Technical Articles
Single web dispatcher – multiple HTTPS ports and SSL Certificates
It has been a long time since I wrote something related to SAP.
I am not surprised at this myself given my lazy habits, but I thought that this will be a good option to kick myself out of my procrastinating habits. So here it goes.
Introduction
SAP Web-dispatchers play a very critical role in the SAP Environment as an entry point of external traffic into the Environment. SAP provides us with several options for web dispatchers which makes it a very robust and powerful tool.
This blog is going to describe a complex scenario where the requirement was to have 2 HTTPS ports on the web dispatcher external facing environment each having its separate SSL Certificate.
Generally, this comes about when we have a public facing interface, like a sales portal which needs world-wide internet access and a specific business interface/requirement which operates on only specific ports.
And having multiple HTTPS ports on the same Web Dispatcher server also saves on Infrastructure costs of a completely new server.
Scenario Description
Let’s call our Web dispatcher WP1. I am sure that this will be a web dispatcher name in many organisations around the world, something like PRD being used as the System Identifier for Production systems ?.
We are going to have 2 HTTPS ports – 443 (which is the default HTTPS port) and 8443 which will be our custom HTTPS port.
Let’s assume that the certificate for port 443 is Cert1. And the one for port 8443 is Cert2.
The technical requirement is that for any request coming to 443 port, the SSL Termination needs to be resolved by Cert 1 and for any request to 8443, the SSL Termination needs to be resolved by Cert2.
Configuration Solution
The first step is to create separate PSE Files for each of the 2 Certificates.
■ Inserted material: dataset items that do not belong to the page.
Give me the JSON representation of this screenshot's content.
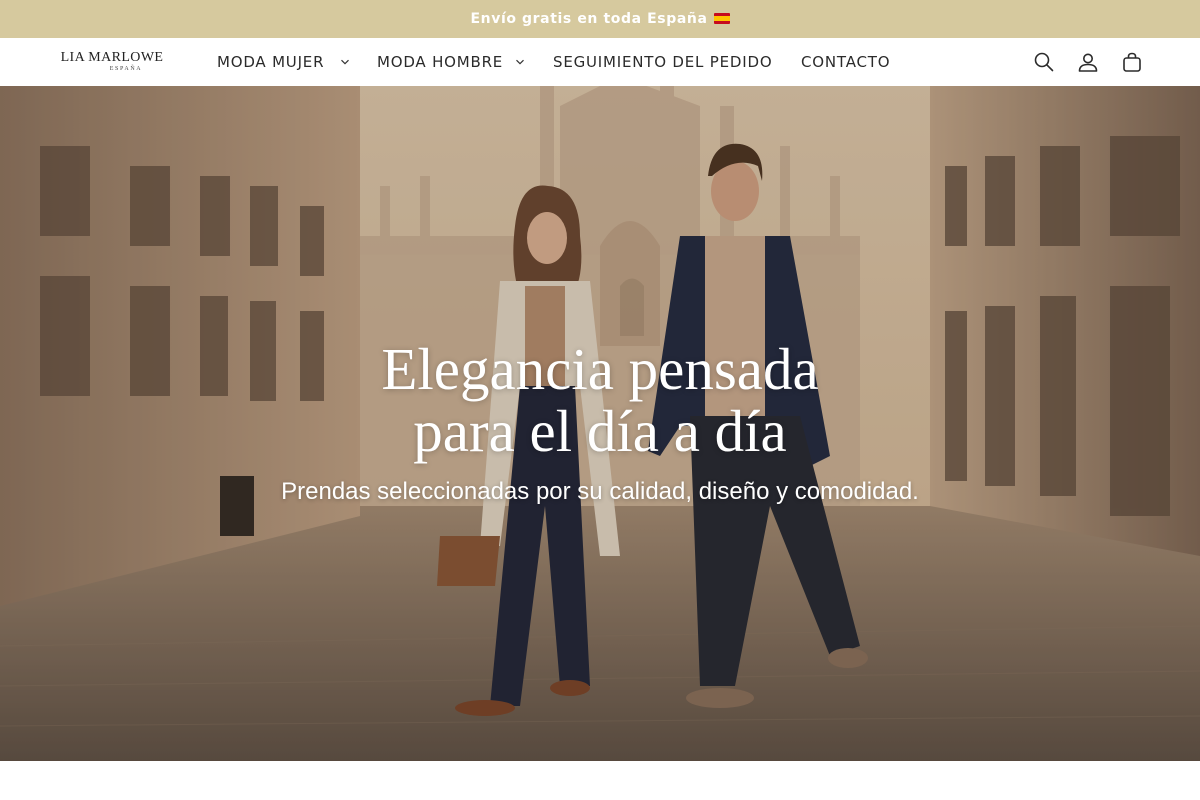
{
  "announcement": {
    "text": "Envío gratis en toda España",
    "flag_icon": "spain-flag-icon"
  },
  "brand": {
    "logo_main": "LIA MARLOWE",
    "logo_sub": "ESPAÑA"
  },
  "nav": {
    "items": [
      {
        "label": "MODA MUJER",
        "has_dropdown": true
      },
      {
        "label": "MODA HOMBRE",
        "has_dropdown": true
      },
      {
        "label": "SEGUIMIENTO DEL PEDIDO",
        "has_dropdown": false
      },
      {
        "label": "CONTACTO",
        "has_dropdown": false
      }
    ]
  },
  "header_icons": [
    "search-icon",
    "account-icon",
    "cart-icon"
  ],
  "hero": {
    "title_line1": "Elegancia pensada",
    "title_line2": "para el día a día",
    "subtitle": "Prendas seleccionadas por su calidad, diseño y comodidad."
  },
  "colors": {
    "announcement_bg": "#d6c99e",
    "header_bg": "#ffffff",
    "text": "#2b2b2b"
  }
}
We can name them as SAPSSLS1.PSE and SAPSSLS2.PSE
This can be done using the standard sapgenpse import_p12 command.
Sapgenpse import_p12 -p <File_location>/SAPSSLS1.PSE <Location of .Cer file for Cer1>
Sapgenpse import_p12 -p <File_location>/SAPSSLS2.PSE <Location of .Cer file for Cer2>
This will create the 2 PSE Files – SAPSSLS1.PSE and SAPSSLS2.PSE.
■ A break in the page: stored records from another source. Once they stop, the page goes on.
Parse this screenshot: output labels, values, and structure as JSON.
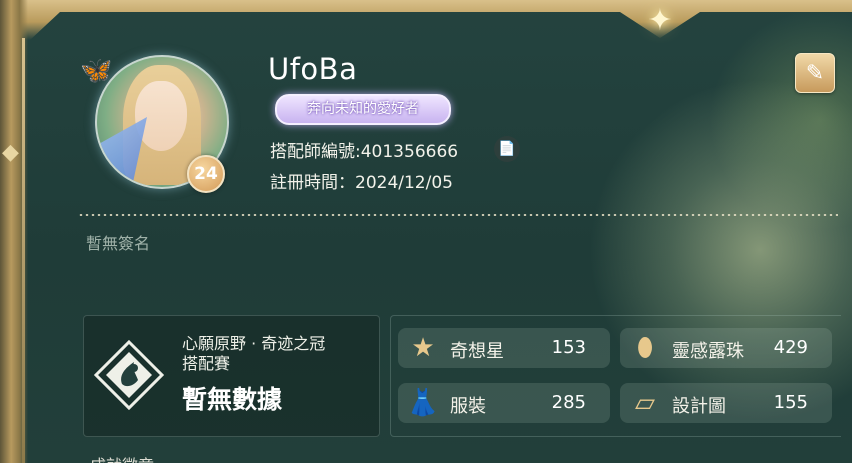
{
  "profile": {
    "username": "UfoBa",
    "title_badge": "奔向未知的愛好者",
    "level": "24",
    "stylist_id_label": "搭配師編號:",
    "stylist_id": "401356666",
    "register_label": "註冊時間：",
    "register_date": "2024/12/05",
    "signature": "暫無簽名"
  },
  "contest": {
    "title_line1": "心願原野 · 奇迹之冠",
    "title_line2": "搭配賽",
    "value": "暫無數據"
  },
  "stats": [
    {
      "label": "奇想星",
      "value": "153",
      "icon": "star-icon"
    },
    {
      "label": "靈感露珠",
      "value": "429",
      "icon": "dewdrop-icon"
    },
    {
      "label": "服裝",
      "value": "285",
      "icon": "clothes-icon"
    },
    {
      "label": "設計圖",
      "value": "155",
      "icon": "blueprint-icon"
    }
  ],
  "bottom_partial": "成就徽章",
  "colors": {
    "panel_bg": "#1f3a37",
    "gold_frame": "#b99b5c",
    "badge_purple": "#c8b3f0",
    "level_orange": "#d39a57"
  }
}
The next step is to define the below ICM Parameters
icm/ssl_config_0 = CRED=<File Location>\SAPSSLS1.pse
icm/ssl_config_1 = CRED=<File Location>\SAPSSLS2.pse
The above 2 parameters will be utilised in the port definition to start up the Ports as per the below.
icm/server_port_n= PROT=HTTPS, HOST=<External IP Address>, SSL_CONFIG=ssl_config_0
In this way, we can have multiple SSL Ports which can utilise different SSL Certificates to cater to incoming traffic
Please note that although the parameter is defined as icm/ssl_config_0, when it is used in the port parameter, it needs to be mentioned as SSL_CONFIG.
This parameter, along with the several others makes SAP Web Dispatchers the best routing tool when back-end Sap and even non-SAP environments are involved.
Conclusion
Using the parameter ssl_config, we can cater for multiple SSL Certificates on the web dispatcher.
Hi Dear Rishi,
New version of webdispatcher does not support "Sapgenpse import_p12 " comand. Have you any other alternative solution for creating .PSE file ?
Regards,
Fazıl
Hello Fazil,
You can manage the PSE files through the Web Administration interface, on newer Web Dispatchers. Check out this wiki:
http://wiki.scn.sap.com/wiki/x/tIahG
Regards,
Isaías
Thanks Isaias for sharing this wiki link.
@Fazil - in the new version of the web dispatcher, it can all be done using the web administration interface.
Thanks
Rishi
You're welcome!
Thanks for your response Isaias Freitas and @Rishi
You're welcome!
In my scenario, I have a port in my JAVA system for external traffic. In there I have my external CA certificates catering to external traffic.
I have another port in that JAVA system for internal traffic. In there I have my internal CA certificates catering to internal traffic on our internal domain using our internal PKI certificates.
My traffic always comes in through my web dispatcher and is forwarded from web dispatcher to my Java system SCS. On the SCS it appears that the traffic is always forwarded to the default app server ssl port. It ignores my port-specific ssl port that I also have in the NWA.
Of course, when my internal traffic comes into my JAVA system via the SCS, I do not want my default (external) port to answer and supply my external certificates. I want my port-specific port to answer and supply my internal certificates. Both cert stores can be seen in NWA > Security > SSL screen and they work when you target an app server on the respective ports.
My external facing domain is not equal to my internal domain so the browser will complain saying you are trying to reach *.abc.com, but your certificate says you are *.123.com. This occurs apparently because, no matter what port my web dispatcher forwards to my SCS... my SCS always sends that traffic to the default SSL port in JAVA and always responds with my external certificates.
This blog explains 'single web dispatcher and multiple https ports and certificates' - perhaps there is also room for a blog on 'one SCS(java) and multiple https ports and ssl certificates'?